Ahmad, pemuda jebolan salah satu pondok pesantren di Jawa Timur baru saja melangsungkan pernikahannya. Ilmu agamanya tak perlu diragukan lagi. Namun jodoh di tangan Tuhan. Ahmad pemuda alim, dengan wajah selalu mengkilap karena sering terbasuh air wudhu menikahi perempuan bukan dari kalangan beragama.
Sari, perempuan kampung dari pinggiran kota Cilacap yang tidak begitu dekat dengan ilmu agama. Sari juga tidak berhijab seperti perempuan-perempuan yang ada di pondokan. Yang Sari tahu hanya kewajibannya yang harus dilaksanakan dalam lima waktu. Dalam hal membaca Alquran, Sari hanya sekedar bisa. Sari tak begitu paham ilmu tajwid yang harus dipakai dalam membaca Alquran.
Ahmad dan Sari bertemu di Surabaya. Kebetulan saat itu Sari bekerja di sana. Ahmad yang merupakan keluaran dari pondok pesantren tak ingin menunda pernikahan. Begitu mengenal Sari dan merasa cocok, Ahmad langsung ke kampung Sari untuk meminangnya.

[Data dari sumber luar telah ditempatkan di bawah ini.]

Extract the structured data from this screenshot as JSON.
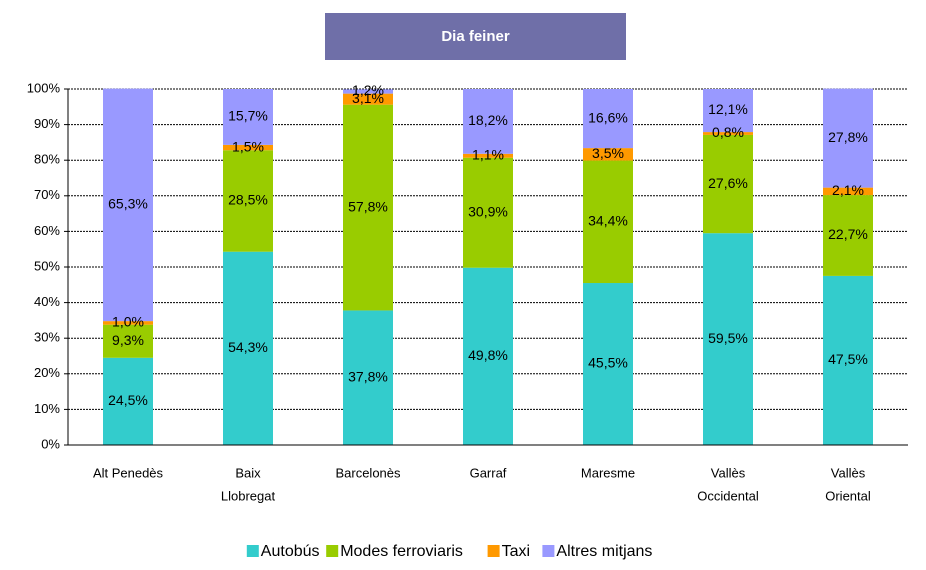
{
  "chart_data": {
    "type": "stacked_bar",
    "title": "Dia feiner",
    "categories": [
      [
        "Alt Penedès"
      ],
      [
        "Baix",
        "Llobregat"
      ],
      [
        "Barcelonès"
      ],
      [
        "Garraf"
      ],
      [
        "Maresme"
      ],
      [
        "Vallès",
        "Occidental"
      ],
      [
        "Vallès",
        "Oriental"
      ]
    ],
    "series": [
      {
        "name": "Autobús",
        "color": "#33CCCC",
        "values": [
          24.5,
          54.3,
          37.8,
          49.8,
          45.5,
          59.5,
          47.5
        ],
        "value_labels": [
          "24,5%",
          "54,3%",
          "37,8%",
          "49,8%",
          "45,5%",
          "59,5%",
          "47,5%"
        ]
      },
      {
        "name": "Modes ferroviaris",
        "color": "#99CC00",
        "values": [
          9.3,
          28.5,
          57.8,
          30.9,
          34.4,
          27.6,
          22.7
        ],
        "value_labels": [
          "9,3%",
          "28,5%",
          "57,8%",
          "30,9%",
          "34,4%",
          "27,6%",
          "22,7%"
        ]
      },
      {
        "name": "Taxi",
        "color": "#FF9900",
        "values": [
          1.0,
          1.5,
          3.1,
          1.1,
          3.5,
          0.8,
          2.1
        ],
        "value_labels": [
          "1,0%",
          "1,5%",
          "3,1%",
          "1,1%",
          "3,5%",
          "0,8%",
          "2,1%"
        ]
      },
      {
        "name": "Altres mitjans",
        "color": "#9999FF",
        "values": [
          65.3,
          15.7,
          1.2,
          18.2,
          16.6,
          12.1,
          27.8
        ],
        "value_labels": [
          "65,3%",
          "15,7%",
          "1,2%",
          "18,2%",
          "16,6%",
          "12,1%",
          "27,8%"
        ]
      }
    ],
    "ylim": [
      0,
      100
    ],
    "yticks": [
      {
        "value": 0,
        "label": "0%"
      },
      {
        "value": 10,
        "label": "10%"
      },
      {
        "value": 20,
        "label": "20%"
      },
      {
        "value": 30,
        "label": "30%"
      },
      {
        "value": 40,
        "label": "40%"
      },
      {
        "value": 50,
        "label": "50%"
      },
      {
        "value": 60,
        "label": "60%"
      },
      {
        "value": 70,
        "label": "70%"
      },
      {
        "value": 80,
        "label": "80%"
      },
      {
        "value": 90,
        "label": "90%"
      },
      {
        "value": 100,
        "label": "100%"
      }
    ],
    "grid": true,
    "legend": "bottom"
  }
}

Gayung pun bersambut. Pinangan Ahmad langsung diterima keluarga Sari. Keluarga Sari yang berasal dari kampung, punya kepercayaan kalau anak gadis pertama dipinang, tak boleh ditolak. Karena itu akan berpengaruh pada jodoh anak gadisnya. Jika pinangan pertama ditolak, maka akan susah lagi mendapat jodoh.

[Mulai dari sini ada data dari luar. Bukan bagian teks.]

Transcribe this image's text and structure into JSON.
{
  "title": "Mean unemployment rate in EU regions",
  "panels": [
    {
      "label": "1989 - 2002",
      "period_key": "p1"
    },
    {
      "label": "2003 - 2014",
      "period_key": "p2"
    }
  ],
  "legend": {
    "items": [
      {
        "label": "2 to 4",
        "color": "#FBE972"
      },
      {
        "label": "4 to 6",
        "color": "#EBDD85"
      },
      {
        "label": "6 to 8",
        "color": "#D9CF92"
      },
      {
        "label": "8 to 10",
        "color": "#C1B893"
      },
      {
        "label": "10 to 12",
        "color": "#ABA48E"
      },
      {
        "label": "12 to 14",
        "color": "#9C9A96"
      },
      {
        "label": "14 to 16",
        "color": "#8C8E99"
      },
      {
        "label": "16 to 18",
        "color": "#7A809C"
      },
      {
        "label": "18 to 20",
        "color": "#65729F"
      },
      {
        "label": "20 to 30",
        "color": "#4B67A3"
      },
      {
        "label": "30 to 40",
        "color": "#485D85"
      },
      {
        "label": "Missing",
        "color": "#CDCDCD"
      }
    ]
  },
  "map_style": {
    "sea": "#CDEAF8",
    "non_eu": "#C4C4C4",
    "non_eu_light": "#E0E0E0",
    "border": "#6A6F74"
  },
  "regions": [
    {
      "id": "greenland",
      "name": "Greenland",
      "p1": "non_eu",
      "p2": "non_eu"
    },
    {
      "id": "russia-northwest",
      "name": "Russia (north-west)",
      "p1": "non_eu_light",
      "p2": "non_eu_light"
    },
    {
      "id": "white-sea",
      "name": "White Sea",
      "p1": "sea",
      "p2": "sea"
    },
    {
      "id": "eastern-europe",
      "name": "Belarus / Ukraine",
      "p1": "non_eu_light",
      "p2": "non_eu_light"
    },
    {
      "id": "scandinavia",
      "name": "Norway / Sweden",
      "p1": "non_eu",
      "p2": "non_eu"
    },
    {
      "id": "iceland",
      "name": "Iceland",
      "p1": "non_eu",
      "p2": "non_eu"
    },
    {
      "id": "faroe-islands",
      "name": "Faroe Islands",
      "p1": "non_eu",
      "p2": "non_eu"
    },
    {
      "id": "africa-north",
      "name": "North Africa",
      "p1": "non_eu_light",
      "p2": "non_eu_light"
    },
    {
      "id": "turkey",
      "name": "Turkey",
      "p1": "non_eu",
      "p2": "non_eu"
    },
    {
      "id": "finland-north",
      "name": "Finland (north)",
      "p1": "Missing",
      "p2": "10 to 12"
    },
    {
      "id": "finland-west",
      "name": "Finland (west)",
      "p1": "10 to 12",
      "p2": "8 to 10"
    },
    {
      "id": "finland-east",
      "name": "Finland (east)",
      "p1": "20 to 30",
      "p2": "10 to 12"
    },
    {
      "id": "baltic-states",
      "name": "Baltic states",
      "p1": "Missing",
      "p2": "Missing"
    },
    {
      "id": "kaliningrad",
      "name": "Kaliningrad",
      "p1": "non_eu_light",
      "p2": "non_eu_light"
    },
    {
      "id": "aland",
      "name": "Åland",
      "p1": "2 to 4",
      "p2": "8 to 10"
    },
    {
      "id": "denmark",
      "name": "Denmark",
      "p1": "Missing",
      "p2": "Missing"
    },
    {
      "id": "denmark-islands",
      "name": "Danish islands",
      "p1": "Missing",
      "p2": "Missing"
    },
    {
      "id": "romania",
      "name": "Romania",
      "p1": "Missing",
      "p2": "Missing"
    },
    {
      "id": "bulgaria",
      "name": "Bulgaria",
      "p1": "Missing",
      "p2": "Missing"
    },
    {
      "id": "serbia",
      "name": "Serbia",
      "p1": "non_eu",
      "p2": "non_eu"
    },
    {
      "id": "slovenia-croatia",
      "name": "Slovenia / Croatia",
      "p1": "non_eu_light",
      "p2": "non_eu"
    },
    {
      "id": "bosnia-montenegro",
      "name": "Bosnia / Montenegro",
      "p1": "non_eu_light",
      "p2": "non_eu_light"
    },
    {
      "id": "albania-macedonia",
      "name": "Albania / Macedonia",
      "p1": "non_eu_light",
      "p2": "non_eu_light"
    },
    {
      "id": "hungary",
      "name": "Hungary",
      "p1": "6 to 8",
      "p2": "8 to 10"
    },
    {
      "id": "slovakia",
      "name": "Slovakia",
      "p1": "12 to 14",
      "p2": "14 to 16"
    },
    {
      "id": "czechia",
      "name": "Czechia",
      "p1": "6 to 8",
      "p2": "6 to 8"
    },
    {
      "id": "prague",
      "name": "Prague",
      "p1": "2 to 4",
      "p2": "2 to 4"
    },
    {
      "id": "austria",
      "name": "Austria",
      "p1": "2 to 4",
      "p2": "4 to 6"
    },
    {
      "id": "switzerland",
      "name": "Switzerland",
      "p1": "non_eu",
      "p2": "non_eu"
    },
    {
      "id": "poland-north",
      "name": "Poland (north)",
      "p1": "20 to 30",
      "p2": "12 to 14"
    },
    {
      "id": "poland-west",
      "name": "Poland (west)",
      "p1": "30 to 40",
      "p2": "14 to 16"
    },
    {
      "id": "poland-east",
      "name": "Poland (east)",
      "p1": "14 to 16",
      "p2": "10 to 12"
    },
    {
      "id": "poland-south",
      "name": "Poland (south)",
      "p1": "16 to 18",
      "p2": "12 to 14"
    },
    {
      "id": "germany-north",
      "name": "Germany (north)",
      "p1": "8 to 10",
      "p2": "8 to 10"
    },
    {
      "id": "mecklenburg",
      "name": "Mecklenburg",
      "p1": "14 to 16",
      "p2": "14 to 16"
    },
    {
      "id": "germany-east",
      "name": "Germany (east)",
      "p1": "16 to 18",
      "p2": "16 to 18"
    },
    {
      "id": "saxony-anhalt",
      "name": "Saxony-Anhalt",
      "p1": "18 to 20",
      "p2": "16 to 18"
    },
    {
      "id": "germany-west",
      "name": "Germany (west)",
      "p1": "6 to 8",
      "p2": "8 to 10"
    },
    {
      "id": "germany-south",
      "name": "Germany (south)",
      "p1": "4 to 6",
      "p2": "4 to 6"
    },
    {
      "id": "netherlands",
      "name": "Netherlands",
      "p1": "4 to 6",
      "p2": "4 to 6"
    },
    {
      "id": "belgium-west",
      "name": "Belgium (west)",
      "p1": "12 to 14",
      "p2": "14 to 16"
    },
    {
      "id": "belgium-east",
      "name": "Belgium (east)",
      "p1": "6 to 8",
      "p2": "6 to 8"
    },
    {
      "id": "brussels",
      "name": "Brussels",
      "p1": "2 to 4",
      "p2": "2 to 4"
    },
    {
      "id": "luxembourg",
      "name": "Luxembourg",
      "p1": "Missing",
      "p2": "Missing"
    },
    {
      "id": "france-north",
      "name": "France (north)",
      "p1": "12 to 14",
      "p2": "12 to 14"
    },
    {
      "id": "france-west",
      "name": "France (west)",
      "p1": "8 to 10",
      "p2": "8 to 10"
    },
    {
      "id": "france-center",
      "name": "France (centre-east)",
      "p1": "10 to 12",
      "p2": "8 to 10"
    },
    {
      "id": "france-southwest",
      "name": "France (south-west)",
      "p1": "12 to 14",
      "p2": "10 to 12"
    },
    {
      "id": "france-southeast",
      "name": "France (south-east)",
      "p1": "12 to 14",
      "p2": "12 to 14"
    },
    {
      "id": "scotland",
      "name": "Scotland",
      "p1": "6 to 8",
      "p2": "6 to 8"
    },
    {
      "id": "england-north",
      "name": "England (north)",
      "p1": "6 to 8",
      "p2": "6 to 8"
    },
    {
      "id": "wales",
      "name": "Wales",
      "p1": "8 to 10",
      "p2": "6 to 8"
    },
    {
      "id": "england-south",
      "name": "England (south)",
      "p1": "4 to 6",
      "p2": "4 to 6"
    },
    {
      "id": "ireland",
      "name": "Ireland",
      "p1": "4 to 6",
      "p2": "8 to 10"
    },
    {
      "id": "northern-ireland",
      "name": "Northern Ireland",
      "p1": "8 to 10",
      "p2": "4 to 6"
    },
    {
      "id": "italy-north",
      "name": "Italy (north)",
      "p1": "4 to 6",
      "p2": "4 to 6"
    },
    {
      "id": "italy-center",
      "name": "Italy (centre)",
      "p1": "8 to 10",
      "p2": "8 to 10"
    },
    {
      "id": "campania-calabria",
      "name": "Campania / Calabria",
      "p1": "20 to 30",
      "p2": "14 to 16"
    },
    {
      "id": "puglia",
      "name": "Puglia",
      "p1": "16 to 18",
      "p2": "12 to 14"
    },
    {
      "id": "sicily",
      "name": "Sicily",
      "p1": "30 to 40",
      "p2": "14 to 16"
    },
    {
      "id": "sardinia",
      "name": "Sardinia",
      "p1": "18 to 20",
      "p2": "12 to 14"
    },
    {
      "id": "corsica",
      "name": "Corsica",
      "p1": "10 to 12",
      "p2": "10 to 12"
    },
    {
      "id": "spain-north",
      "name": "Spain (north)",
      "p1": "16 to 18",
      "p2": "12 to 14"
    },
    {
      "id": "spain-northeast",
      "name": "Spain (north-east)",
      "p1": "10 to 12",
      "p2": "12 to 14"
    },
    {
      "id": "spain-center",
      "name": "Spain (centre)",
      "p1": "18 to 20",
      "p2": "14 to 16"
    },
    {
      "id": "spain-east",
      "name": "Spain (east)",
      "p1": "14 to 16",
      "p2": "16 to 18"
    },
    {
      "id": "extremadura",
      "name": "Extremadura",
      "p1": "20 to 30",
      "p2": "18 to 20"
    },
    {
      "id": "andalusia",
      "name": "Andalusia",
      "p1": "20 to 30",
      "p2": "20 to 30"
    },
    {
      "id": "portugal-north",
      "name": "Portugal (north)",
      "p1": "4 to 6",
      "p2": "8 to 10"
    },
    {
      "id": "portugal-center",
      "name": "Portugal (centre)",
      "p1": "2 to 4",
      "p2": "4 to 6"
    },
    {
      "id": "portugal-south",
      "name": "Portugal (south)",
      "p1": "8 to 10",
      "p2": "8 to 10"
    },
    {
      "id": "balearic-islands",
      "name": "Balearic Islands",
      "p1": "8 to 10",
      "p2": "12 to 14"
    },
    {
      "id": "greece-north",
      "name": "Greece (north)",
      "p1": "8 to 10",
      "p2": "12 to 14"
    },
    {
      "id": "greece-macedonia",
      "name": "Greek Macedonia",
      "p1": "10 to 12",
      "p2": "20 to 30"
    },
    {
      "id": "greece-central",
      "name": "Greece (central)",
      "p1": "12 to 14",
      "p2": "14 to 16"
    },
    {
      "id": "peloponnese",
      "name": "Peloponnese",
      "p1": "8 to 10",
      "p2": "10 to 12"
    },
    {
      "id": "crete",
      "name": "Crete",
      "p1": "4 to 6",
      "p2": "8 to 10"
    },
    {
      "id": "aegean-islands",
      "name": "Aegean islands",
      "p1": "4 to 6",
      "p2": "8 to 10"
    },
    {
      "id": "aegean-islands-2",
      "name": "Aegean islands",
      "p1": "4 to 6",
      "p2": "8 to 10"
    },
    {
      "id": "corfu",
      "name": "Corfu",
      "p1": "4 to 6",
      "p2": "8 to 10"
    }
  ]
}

Ahmad dan Sari pun menikah di rumah orang tua Sari. Pernikahan dadakan ini, dilaksanakan cukup meriah. Keluarga Sari memang cukup berada dan terpandang di kampungnya. Jadi untuk sekedar melaksanakan resepsi pernikahan adalah hal mudah bagi orang tua Sari.
Usai menikah, Ahmad dan Sari memutuskan untuk kembali ke Surabaya. Mereka memilih mengadu nasib di kota yang sudah mempertemukan cinta mereka. Satu tahun pernikahan, Sari dikabarkan berbadan dua. Dan kini empat tahun sudah berlalu.
Alifah adalah putri sulung Ahmad dan Sari yang kini usianya menginjak empat tahun. Sari dan Ahmad memutuskan pulang ke kampung halaman Sari di pinggiran Cilacap. Kampung Sari berada di pinggiran sungai. Untuk ke kota butuh waktu berjam-jam lamanya.
Selain pandai ilmu agama, Ahmad juga memiliki kelebihan lain yang tak dimiliki orang-orang pada umumnya. Ahmad bisa merasakan keberadaan makhluk lain di sekelilingnya. Karena kelebihan ini, Ahmad jadi cenderung disukai makhluk dari dunia lain.
Saat memasuki perbatasan kampung istrinya, Ahmad sudah mencium aroma mistis yang begitu kental. Bahkan hawa dingin yang berbeda sangat terasa di kulit Ahmad. Namun Ahmad yang hanya percaya dan takut pada Tuhan memilih bersikap biasa saja. Ahmad juga percaya, makhluk-makhluk di dunia lain itu tak akan mengganggunya jika keimanan seseorang kokoh.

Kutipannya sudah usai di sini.